Tuesday, 14 April 2009

Battery made up with viruses for mobile phones

While Boston Power has tripled the life of Li-Ion batteries, a team of MIT (Massachusetts Institute of Technology) has developed a new type of anode and cathode to be perfectly adapted to the market for hybrid cars and mobile phones. For the first time, researchers have modified a virus (that attacks a bacterium and not human) to build the cathode of a Lithium-Ion battery from carbon nanotubes. The process is simple: the assemble viruses around the molecule of iron phosphate and cling to the carbon nanotubes to create a special conductive cathode.
This new battery can store up to three times more energy than the best battery up to the moment, but only 100 cycles of charge-discharge against 300 for a battery and traditional Sonata 1000 for Boston Power. However, their production is much cheaper and cleaner: the materials are not toxic and the process requires no solvent.

A few months ago, other researchers from MIT had already being at headlines by recharging a mobile battery in 10 seconds. The team drawing on a battery lithium iron phosphate.

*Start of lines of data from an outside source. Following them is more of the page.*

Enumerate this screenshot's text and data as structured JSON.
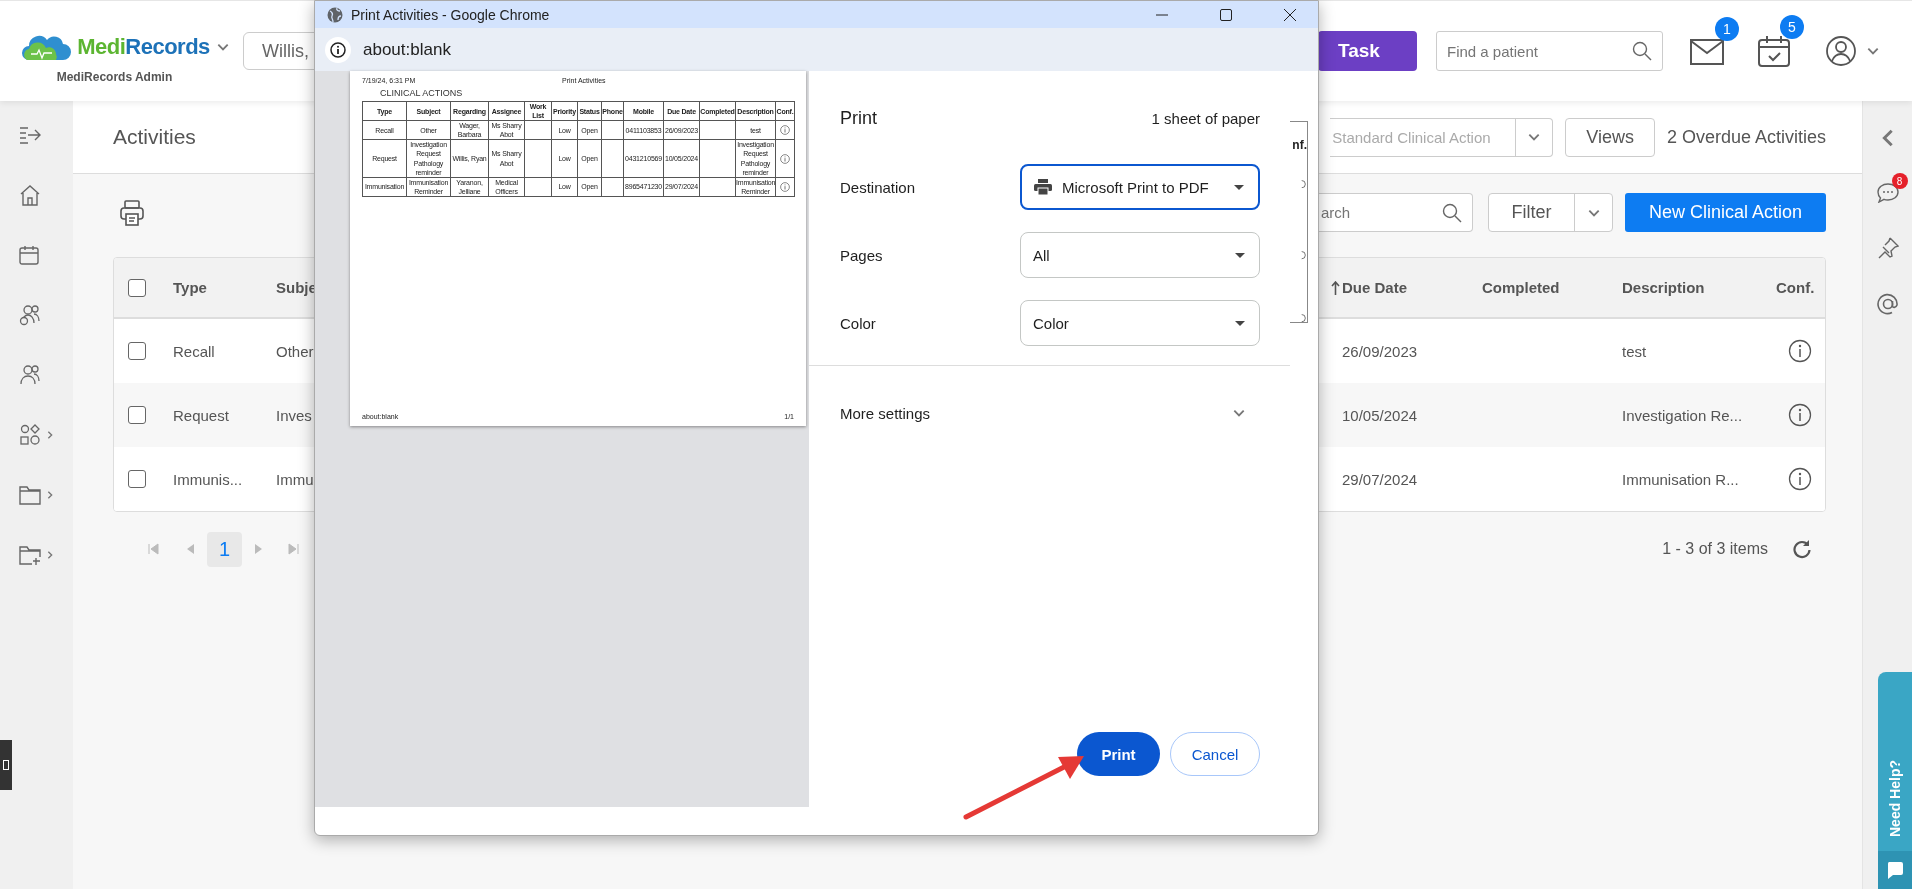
{
  "header": {
    "logo_parts": [
      {
        "text": "Medi",
        "color": "#5cb531"
      },
      {
        "text": "Records",
        "color": "#1d72b8"
      }
    ],
    "subtitle": "MediRecords Admin",
    "patient_field": {
      "value": "Willis,"
    },
    "task_button": "Task",
    "find_patient": {
      "placeholder": "Find a patient"
    },
    "messages_badge": "1",
    "tasks_badge": "5"
  },
  "page": {
    "title": "Activities",
    "action_type": {
      "value": "Standard Clinical Action"
    },
    "views_button": "Views",
    "overdue": "2 Overdue Activities",
    "search": {
      "placeholder": "arch"
    },
    "filter_button": "Filter",
    "new_button": "New Clinical Action"
  },
  "table": {
    "all_checked": false,
    "columns": [
      {
        "label": "Type",
        "sorted": false
      },
      {
        "label": "Subje",
        "sorted": false
      },
      {
        "label": "Due Date",
        "sorted": true
      },
      {
        "label": "Completed",
        "sorted": false
      },
      {
        "label": "Description",
        "sorted": false
      },
      {
        "label": "Conf.",
        "sorted": false
      }
    ],
    "rows": [
      {
        "checked": false,
        "type": "Recall",
        "subject": "Other",
        "due_date": "26/09/2023",
        "description": "test"
      },
      {
        "checked": false,
        "type": "Request",
        "subject": "Inves",
        "due_date": "10/05/2024",
        "description": "Investigation Re..."
      },
      {
        "checked": false,
        "type": "Immunis...",
        "subject": "Immu",
        "due_date": "29/07/2024",
        "description": "Immunisation R..."
      }
    ]
  },
  "pagination": {
    "pages": [
      {
        "label": "1",
        "selected": true
      }
    ],
    "summary": "1 - 3 of 3 items"
  },
  "right_panel": {
    "chat_badge": "8",
    "help_tab": "Need Help?"
  },
  "print_dialog": {
    "title": "Print Activities - Google Chrome",
    "address": "about:blank",
    "preview": {
      "date": "7/19/24, 6:31 PM",
      "doc_title": "Print Activities",
      "heading": "CLINICAL ACTIONS",
      "columns": [
        "Type",
        "Subject",
        "Regarding",
        "Assignee",
        "Work List",
        "Priority",
        "Status",
        "Phone",
        "Mobile",
        "Due Date",
        "Completed",
        "Description",
        "Conf."
      ],
      "rows": [
        {
          "type": "Recall",
          "subject": "Other",
          "regarding": "Wager, Barbara",
          "assignee": "Ms Sharry Abot",
          "priority": "Low",
          "status": "Open",
          "mobile": "0411103853",
          "due_date": "26/09/2023",
          "description": "test"
        },
        {
          "type": "Request",
          "subject": "Investigation Request Pathology reminder",
          "regarding": "Willis, Ryan",
          "assignee": "Ms Sharry Abot",
          "priority": "Low",
          "status": "Open",
          "mobile": "0431210569",
          "due_date": "10/05/2024",
          "description": "Investigation Request Pathology reminder"
        },
        {
          "type": "Immunisation",
          "subject": "Immunisation Reminder",
          "regarding": "Yaranon, Jelliane",
          "assignee": "Medical Officers",
          "priority": "Low",
          "status": "Open",
          "mobile": "8965471230",
          "due_date": "29/07/2024",
          "description": "Immunisation Reminder"
        }
      ],
      "footer_left": "about:blank",
      "footer_right": "1/1"
    },
    "settings": {
      "title": "Print",
      "sheets": "1 sheet of paper",
      "fields": [
        {
          "label": "Destination",
          "value": "Microsoft Print to PDF",
          "focused": true,
          "kind": "printer"
        },
        {
          "label": "Pages",
          "value": "All",
          "focused": false,
          "kind": "plain"
        },
        {
          "label": "Color",
          "value": "Color",
          "focused": false,
          "kind": "plain"
        }
      ],
      "more_settings": "More settings",
      "print_button": "Print",
      "cancel_button": "Cancel"
    }
  },
  "behind_fragment": {
    "header": "nf."
  }
}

Both MIT teams hopes that a few years next to produce batteries that recharge in a few seconds to several minutes (depending on capacity), that will provide power 3 times, and bear more cycle charge-discharge. that's the main characteristic for all computer equipment and mobile phones as well as the market for electric cars like the Tesla.

The cathode of this battery is made of carbon nanotubes and viruses.